Pour son diplôme de fin d’année, Juliette Minchin avait présenté à l’Ecole des Beaux-Arts une imposante installation de format carré, constituée de quatre murs de cire dressés comme des tentures autour d’un espace vide. Sorte de grand autel cérémoniel, La veillée au candélou convoque un aspect scénographique par la lente fonte des cires qu’elle met en action autour d’un squelette de métal dont le motif reprend un tatouage talismanique du Bengale, censé guider l’âme du défunt dans l’au-delà. La théâtralisation de l’oeuvre place le spectateur sous son charme, au sens étymologique que ce mot comporte : « carmen », l’incantation. Comme une immense bougie évidée, l’oeuvre se consume peu à peu, dans un happening accompagné par l’artiste, où l’expérience sensorielle a toute sa place : lumière, son, odeur de la cire qui brûle placent le visiteur dans une immersion totale.
Dans l’ensemble de son travail, Juliette Minchin prouve son appétence pour les mythes et rituels. Les cires de l’artiste, en premier lieu, renvoient aux bougies utilisées comme des symboles d’offrandes dans de nombreuses croyances. On pense également à la cire des ailes d’Icare, rapprochée trop fatalement du soleil. Chez cette artiste passionnée d’ethnographie et d’anthropologie, les références se font nombreuses et éclectiques : tatouage arménien, rites roumains, danse indienne de la fertilité sont autant de traditions planant sur ces magmas mystérieux comme l’ombre d’un phalène.
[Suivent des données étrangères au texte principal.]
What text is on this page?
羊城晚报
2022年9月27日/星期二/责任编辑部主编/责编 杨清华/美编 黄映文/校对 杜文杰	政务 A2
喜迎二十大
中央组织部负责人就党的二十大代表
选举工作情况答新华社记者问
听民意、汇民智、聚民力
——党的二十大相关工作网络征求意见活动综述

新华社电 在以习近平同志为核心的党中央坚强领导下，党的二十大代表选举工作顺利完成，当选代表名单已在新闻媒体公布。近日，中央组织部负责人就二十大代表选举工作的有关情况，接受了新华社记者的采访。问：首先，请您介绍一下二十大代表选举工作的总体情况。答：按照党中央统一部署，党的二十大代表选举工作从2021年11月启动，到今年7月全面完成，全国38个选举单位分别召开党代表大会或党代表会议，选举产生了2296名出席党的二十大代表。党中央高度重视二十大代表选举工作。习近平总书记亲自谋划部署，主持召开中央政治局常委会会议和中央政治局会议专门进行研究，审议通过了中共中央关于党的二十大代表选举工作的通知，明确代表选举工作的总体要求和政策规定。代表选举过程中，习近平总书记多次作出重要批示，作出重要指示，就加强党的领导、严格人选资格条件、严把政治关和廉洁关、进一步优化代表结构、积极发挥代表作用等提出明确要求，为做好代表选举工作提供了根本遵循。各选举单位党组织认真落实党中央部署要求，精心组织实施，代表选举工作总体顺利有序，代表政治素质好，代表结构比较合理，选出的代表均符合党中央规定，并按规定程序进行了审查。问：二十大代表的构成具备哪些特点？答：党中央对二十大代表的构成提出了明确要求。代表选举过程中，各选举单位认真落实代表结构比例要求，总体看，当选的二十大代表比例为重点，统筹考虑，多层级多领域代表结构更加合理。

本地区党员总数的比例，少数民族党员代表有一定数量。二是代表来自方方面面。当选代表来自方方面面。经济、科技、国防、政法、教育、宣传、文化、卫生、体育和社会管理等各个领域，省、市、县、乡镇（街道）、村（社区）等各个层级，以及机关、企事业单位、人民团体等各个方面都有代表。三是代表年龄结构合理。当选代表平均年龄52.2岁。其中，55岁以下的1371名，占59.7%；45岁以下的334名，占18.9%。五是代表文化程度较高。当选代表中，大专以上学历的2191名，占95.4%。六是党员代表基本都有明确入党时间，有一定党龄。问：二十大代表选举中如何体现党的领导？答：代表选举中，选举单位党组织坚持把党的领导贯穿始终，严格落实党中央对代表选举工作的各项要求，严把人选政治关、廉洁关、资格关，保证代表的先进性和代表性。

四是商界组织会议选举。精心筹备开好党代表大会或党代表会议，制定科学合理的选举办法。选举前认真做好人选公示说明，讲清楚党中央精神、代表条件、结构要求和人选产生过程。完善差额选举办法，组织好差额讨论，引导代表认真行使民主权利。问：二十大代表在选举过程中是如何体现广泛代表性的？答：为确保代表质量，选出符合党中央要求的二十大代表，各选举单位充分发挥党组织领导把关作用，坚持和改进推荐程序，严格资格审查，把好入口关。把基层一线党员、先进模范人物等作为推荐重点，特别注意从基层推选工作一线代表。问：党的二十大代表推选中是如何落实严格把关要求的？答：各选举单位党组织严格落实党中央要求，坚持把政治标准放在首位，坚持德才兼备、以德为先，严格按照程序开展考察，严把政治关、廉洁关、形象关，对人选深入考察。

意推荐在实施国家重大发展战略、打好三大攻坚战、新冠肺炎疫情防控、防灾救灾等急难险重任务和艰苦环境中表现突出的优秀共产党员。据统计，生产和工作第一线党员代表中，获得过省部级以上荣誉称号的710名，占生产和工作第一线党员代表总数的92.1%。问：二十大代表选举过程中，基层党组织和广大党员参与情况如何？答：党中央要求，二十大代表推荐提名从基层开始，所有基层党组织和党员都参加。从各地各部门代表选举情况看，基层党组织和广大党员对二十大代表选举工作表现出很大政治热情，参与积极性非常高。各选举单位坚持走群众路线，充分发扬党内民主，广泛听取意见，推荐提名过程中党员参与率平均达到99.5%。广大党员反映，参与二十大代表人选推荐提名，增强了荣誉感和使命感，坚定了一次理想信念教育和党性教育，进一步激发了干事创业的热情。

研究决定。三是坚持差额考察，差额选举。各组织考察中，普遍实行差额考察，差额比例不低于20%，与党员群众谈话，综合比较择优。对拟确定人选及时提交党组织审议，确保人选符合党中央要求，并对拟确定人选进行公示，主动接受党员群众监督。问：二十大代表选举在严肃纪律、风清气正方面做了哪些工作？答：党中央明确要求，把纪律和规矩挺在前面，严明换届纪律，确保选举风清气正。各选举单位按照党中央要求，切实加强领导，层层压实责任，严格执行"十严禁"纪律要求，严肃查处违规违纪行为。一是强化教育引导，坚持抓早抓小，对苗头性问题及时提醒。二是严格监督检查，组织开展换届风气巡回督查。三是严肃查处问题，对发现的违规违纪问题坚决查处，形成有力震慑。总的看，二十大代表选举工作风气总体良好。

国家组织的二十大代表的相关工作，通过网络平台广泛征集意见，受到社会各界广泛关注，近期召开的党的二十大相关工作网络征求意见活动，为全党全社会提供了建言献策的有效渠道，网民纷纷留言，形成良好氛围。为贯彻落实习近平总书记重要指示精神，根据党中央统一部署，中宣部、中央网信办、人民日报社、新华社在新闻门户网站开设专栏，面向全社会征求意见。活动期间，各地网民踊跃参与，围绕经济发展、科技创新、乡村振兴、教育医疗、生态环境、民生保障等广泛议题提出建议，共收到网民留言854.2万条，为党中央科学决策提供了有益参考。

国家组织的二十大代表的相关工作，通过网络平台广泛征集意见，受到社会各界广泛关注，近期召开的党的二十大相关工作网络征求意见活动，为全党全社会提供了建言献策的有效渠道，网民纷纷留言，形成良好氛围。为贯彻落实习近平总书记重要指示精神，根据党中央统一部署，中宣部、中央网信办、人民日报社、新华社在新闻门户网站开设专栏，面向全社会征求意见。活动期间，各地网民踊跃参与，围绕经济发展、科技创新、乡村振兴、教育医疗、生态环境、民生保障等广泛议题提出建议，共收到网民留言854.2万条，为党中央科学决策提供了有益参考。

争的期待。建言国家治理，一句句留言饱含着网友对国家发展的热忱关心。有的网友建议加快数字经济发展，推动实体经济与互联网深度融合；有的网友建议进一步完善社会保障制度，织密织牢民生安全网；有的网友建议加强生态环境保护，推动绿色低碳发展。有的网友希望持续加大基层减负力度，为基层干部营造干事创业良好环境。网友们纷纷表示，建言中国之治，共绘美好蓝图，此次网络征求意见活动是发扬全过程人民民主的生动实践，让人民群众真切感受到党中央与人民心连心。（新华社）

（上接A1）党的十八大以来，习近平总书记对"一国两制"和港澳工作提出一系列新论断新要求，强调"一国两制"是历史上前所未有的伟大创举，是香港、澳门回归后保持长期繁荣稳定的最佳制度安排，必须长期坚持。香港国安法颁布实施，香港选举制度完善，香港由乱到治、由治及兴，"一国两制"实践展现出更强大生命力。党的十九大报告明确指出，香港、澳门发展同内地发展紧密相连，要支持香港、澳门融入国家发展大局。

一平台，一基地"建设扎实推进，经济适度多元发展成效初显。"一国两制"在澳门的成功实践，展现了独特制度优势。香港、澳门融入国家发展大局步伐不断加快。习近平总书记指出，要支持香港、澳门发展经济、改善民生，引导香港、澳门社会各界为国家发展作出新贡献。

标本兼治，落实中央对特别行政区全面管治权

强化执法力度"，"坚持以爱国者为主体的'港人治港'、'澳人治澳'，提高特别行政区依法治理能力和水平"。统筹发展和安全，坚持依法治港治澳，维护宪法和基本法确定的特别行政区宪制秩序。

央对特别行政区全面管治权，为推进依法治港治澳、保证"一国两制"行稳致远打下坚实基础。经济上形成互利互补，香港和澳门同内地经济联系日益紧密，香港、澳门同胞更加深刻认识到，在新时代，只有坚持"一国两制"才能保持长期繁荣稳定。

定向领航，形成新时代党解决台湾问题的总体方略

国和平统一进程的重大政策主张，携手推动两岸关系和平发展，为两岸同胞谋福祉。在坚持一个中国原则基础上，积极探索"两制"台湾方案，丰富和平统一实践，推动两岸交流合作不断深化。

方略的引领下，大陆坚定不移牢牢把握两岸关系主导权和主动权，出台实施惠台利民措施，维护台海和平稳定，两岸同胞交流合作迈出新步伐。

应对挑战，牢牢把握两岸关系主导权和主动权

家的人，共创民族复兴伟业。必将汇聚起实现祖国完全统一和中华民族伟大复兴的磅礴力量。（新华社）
L’aspect cérémoniel habite l’oeuvre même, puisque la cire est accompagnée dans une forme autonome, – qu’on croirait presque divinatoire – puis est récupérée et réactivée comme un tonneau des Danaïdes. Descartes utilise précisément l’image du morceau de cire dans ses Méditations Métaphysiques pour montrer que l’entendement appréhende raisonnablement la réalité lorsque les sens nous trompent en nous donnant de cette cire des qualités différentes voire opposées en fonction de son état. Un regard plus croyant verrait quant à lui dans cette transformation la garantie d’un monde magique et spirituel. Les formes rondes qui apparaissent, meurent ou naissent-elles ? Le rapport au cycle semble aussi important dans la technique que dans la symbolique. Sculptée, fondue, allumée, moulée et refondue, cette cire rose est une joyeuse carcasse qui renait d’elle-même. Et les mini sanctuaires de paraffine de rougeoyer à la lumière et de se rompre au moindre choc comme des sorts rompus. Leur formation est davantage accompagnée que conçue par la main de l’artiste qui tâtonne pour donner de la volumétrie aux feuilles de cire à peine malléables, comme des lambeaux de peaux. Juliette Minchin peut aussi mouler la cire dans des colonnades antiquisantes, symboles du temps. Dans ces théâtres à échelle réduite, se retrouve l’idée d’une oeuvre apotropaïque, présente dans l’ensemble du travail de l’artiste, qui fait de l’espace créateur un sanctuaire de protection.